- CMM George W. Rud
- Born: October 7, 1883 Minneapolis, Minnesota
- Died: August 29, 1916 (aged 32) off Santo Domingo, Dominican Republic
- Place of burial: Minneapolis, Minnesota
- Allegiance: United States
- Branch: United States Navy
- Service years: 1900–1916
- Rank: Chief Machinist's Mate
- Unit: USS Memphis (CA-10) formerly USS Tennessee (ACR-10)
- Conflicts: non-combat award
- Awards: Medal of Honor

= George William Rud =

George William Rud (October 7, 1883 – August 29, 1916) was a United States Navy Chief Machinist's Mate received the Medal of Honor during the destruction of the USS Memphis (CA-10) formerly during a tsunami. Lieutenant Claud Ashton Jones and Machinist Charles H. Willey were also awarded the Medal of Honor for their actions on August 29, 1916.

==Medal of Honor citation==
Rank and organization: Chief Machinist's Mate, U.S. Navy. Born: October 7, 1883, Minneapolis, Minn.

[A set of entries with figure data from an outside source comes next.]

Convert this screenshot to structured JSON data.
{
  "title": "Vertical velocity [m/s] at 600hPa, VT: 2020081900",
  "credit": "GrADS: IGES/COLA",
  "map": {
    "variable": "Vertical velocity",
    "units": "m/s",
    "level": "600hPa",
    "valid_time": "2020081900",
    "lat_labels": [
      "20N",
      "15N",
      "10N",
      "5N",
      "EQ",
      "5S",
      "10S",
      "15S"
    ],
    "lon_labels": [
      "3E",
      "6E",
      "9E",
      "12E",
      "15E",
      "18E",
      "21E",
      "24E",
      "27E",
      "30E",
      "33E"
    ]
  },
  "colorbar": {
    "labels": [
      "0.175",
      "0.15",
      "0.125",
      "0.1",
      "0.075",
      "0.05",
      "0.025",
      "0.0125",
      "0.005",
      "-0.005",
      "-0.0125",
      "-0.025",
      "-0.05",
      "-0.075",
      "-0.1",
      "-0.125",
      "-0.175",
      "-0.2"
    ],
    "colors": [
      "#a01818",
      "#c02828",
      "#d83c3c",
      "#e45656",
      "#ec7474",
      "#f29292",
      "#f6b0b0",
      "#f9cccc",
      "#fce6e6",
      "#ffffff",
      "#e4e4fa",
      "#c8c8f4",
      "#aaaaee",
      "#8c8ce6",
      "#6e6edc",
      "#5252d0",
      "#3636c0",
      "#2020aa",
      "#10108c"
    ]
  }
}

Accredited to: Minnesota. (August 1, 1932.)

Citation:

For extraordinary heroism in the line of his profession while attached to the U.S.S. Memphis, at a time when that vessel was suffered total destruction from a hurricane while anchored off Santo Domingo City, 29 August 1916. C.M.M. Rud took his station in the engine room and remained at his post amidst scalding steam and the rushing of thousands of tons of water into his department, receiving serious burns from which he immediately died.

==Update to Medal of Honor citation==
While making steam to get underway from harbor in the Dominican Republic, the Memphis was struck broadside by numerous storm waves from an off shore hurricane. It is speculated that a submarine earthquake contributed to the size creating a tsunami, as the ship bounced off the bottom of the harbor several times. Finally, an enormous wave drove the ship into the rocks on the shore. The damage to its hull and engines was irreparable.

CMM Rud helped secure the boilers as the keel of the ship was bent by the force of the waves, resulting in the propeller shaft seizing. Without the action by CMM Rud and Lt Claud Ashton Jones, the boilers may have exploded causing the total loss of the ship. Machinist Charles H. Willey who was in the engine room manning his station until ordered to leave, helped remove Rud and Ashton from the steam saturated atmosphere.

MMC Rud was mortally injured by the steam, but did not die immediately; he survived for several days after the incident.